言いかけて、志保は言葉を呑み込んだ。実は心当たりがある。子供の頃、近所の犬に吠えられたことがあった。友人の家のインコにも威嚇された。でも、それは偶然だと思っていた。


ふと、視線を感じて顔を上げると、窓際の特等席で、一人の男性がこちらを見ていた。


いや、正確には「こちらを見ていた」というより「観察していた」という表現の方が正しい。色素の薄い髪に黒縁眼鏡、シンプルなベージュのニット。その膝の上には三匹、足元には二匹、肩には一匹と、まるで猫のタワーのように猫たちが群がっている。


男性は志保と目が合うと、少しだけ眉を上げて、またノートパソコンに視線を戻した。


「あの人すごいね」美咲が小声で言った。「まるで猫の王様みたい」


志保の胸に、妙な闘争心が湧き上がった。


同じ人間なのに、どうしてあんなに差があるのだろう。彼に出来て、私に出来ないことなんて、あるはずがない。志保は営業企画部で二年連続MVP。困難なプロジェクトも、緻密な計画と努力で必ず成功させてきた。


猫だって、きっと同じはずだ。


「すみません」


志保は立ち上がり、猫たちを掻き分けて(猫たちは露骨に嫌な顔をした)男性に近づいた。


「あの、ちょっとお聞きしたいんですが」


男性は顔を上げた。近くで見ると、思ったより若い。三十代前半だろうか。切れ長の目が、静かに志保を見つめている。


「猫に好かれる秘訣を、教えていただけませんか」


「秘訣?」


低く落ち着いた声だった。


「はい。私、どうしても猫に好かれたくて。でも全然近づいてきてくれないんです。あなたみたいに、猫に好かれる方法を知りたいんです」


男性は少しの間、志保を見つめた後、膝の上の三毛猫を優しく下ろした。


「香水、何使ってます?」


「え?」


「それと、柔軟剤。服から、かなり強い香りがする」


志保は思わず自分の袖口を嗅いだ。今朝、念入りに香水をつけたし、洗濯には新発売のプレミアム柔軟剤を使った。良い香りのはずなのに。

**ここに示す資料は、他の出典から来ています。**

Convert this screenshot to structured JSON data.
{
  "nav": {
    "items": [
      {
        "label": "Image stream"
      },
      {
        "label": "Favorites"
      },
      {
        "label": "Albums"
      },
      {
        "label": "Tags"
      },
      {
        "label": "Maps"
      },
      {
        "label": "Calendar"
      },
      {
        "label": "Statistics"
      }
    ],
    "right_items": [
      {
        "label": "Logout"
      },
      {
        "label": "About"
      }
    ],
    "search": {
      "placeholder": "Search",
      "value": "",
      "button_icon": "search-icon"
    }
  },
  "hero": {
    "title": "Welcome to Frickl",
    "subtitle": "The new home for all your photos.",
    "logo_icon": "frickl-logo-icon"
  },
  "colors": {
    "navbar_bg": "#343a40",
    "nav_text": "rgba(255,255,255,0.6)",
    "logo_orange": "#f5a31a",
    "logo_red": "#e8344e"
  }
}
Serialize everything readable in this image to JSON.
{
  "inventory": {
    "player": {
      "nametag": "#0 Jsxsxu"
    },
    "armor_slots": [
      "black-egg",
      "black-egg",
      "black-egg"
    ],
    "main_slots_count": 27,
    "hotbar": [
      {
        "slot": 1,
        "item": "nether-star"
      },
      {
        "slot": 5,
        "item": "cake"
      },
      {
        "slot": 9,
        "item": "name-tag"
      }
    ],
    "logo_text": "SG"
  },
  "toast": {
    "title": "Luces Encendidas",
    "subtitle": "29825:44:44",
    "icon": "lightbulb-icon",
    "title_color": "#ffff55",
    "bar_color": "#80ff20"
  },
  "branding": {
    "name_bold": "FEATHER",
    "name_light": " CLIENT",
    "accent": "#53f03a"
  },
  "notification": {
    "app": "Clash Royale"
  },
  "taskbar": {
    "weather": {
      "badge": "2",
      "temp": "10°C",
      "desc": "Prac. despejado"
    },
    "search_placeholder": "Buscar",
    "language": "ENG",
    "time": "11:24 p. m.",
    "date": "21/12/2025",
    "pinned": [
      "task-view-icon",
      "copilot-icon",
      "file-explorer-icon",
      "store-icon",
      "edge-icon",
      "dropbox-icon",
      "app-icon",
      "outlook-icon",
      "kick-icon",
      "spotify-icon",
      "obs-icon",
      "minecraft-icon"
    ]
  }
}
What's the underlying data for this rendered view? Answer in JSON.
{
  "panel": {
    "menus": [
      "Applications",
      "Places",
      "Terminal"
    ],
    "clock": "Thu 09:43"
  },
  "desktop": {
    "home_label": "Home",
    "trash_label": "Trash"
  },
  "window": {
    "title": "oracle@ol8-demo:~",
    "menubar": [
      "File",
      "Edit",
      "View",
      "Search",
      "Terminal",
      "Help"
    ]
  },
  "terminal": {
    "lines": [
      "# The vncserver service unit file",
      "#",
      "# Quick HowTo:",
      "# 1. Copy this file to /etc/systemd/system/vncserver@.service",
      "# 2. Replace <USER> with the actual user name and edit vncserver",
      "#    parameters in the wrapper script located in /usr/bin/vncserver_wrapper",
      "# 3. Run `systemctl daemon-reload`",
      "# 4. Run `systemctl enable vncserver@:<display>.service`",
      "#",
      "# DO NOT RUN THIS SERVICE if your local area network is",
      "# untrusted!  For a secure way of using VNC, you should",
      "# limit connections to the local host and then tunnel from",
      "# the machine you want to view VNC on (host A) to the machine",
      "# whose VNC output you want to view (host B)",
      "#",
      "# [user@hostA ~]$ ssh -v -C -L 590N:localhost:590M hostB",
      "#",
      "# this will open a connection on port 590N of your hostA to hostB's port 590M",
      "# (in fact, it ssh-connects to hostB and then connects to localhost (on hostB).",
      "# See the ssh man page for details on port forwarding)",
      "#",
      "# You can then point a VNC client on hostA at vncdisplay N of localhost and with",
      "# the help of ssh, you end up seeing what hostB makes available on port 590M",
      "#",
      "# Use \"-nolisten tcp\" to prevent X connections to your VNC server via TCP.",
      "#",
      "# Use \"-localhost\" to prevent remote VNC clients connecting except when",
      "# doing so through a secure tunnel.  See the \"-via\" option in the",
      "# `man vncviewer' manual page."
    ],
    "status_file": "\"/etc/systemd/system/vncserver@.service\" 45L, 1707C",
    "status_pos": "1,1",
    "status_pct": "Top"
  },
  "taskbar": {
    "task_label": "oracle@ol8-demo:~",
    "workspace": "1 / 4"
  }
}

「猫は、強い匂いが苦手なんです。特に人工的な香料は」


「でも、良い香りって、人に好感を……」


「猫は人じゃない」


男性はあっさりと言い切った。


「猫に好かれたいなら、まず香水をやめること。柔軟剤も無香料に変える。それから──」


男性は志保の立ち姿を見て、続けた。


「もっとリラックスしてください。今のあなた、すごく緊張してる。その緊張が猫に伝わってる」


「緊張なんて──」


「してます。肩に力が入ってるし、呼吸も浅い」


図星を突かれて、志保は言葉に詰まった。


「あと、猫を見る時の目つきも、少し怖い」


「怖い!?」


「真剣すぎるんです。猫からしたら、獲物を狙う捕食者みたいに見える」


志保は思わず美咲の方を見た。美咲は必死に笑いを堪えている。


「つまり私、猫に……」


「嫌われる要素、全部揃ってますね」


男性は悪気なく、事実を淡々と述べた。


志保の脳裏に、今朝の自分の姿が浮かんだ。香水をたっぷりつけて、「今日こそ猫を撫でる!」と意気込んで、ギラギラした目で猫を追いかけていた自分。


完全敗北だった。


「あの……お名前、聞いてもいいですか」


「月島蓮」


「月島さん、お願いします」


志保は深々と頭を下げた。


「私に、猫に好かれる方法を教えてください。弟子にしてください!」


周囲の客たちの視線が、一斉に志保に集まった。蓮は少しだけ困ったような表情を浮かべて、眼鏡のブリッジを押し上げた。


「別に、弟子とか、そういうんじゃ……」


「ここ、週に何回来られるんですか?」


「毎日」


「じゃあ、私も毎日来ます! 観察させてください!」


蓮は小さくため息をついた。そして、膝の上に戻ってきたサバトラ猫を撫でながら、ぼそりと呟いた。


「面白い人だな……」


志保には聞こえなかった。彼女はすでに、スマホのカレンダーアプリを開いて、「猫カフェ通い」の予定を入力し始めていた。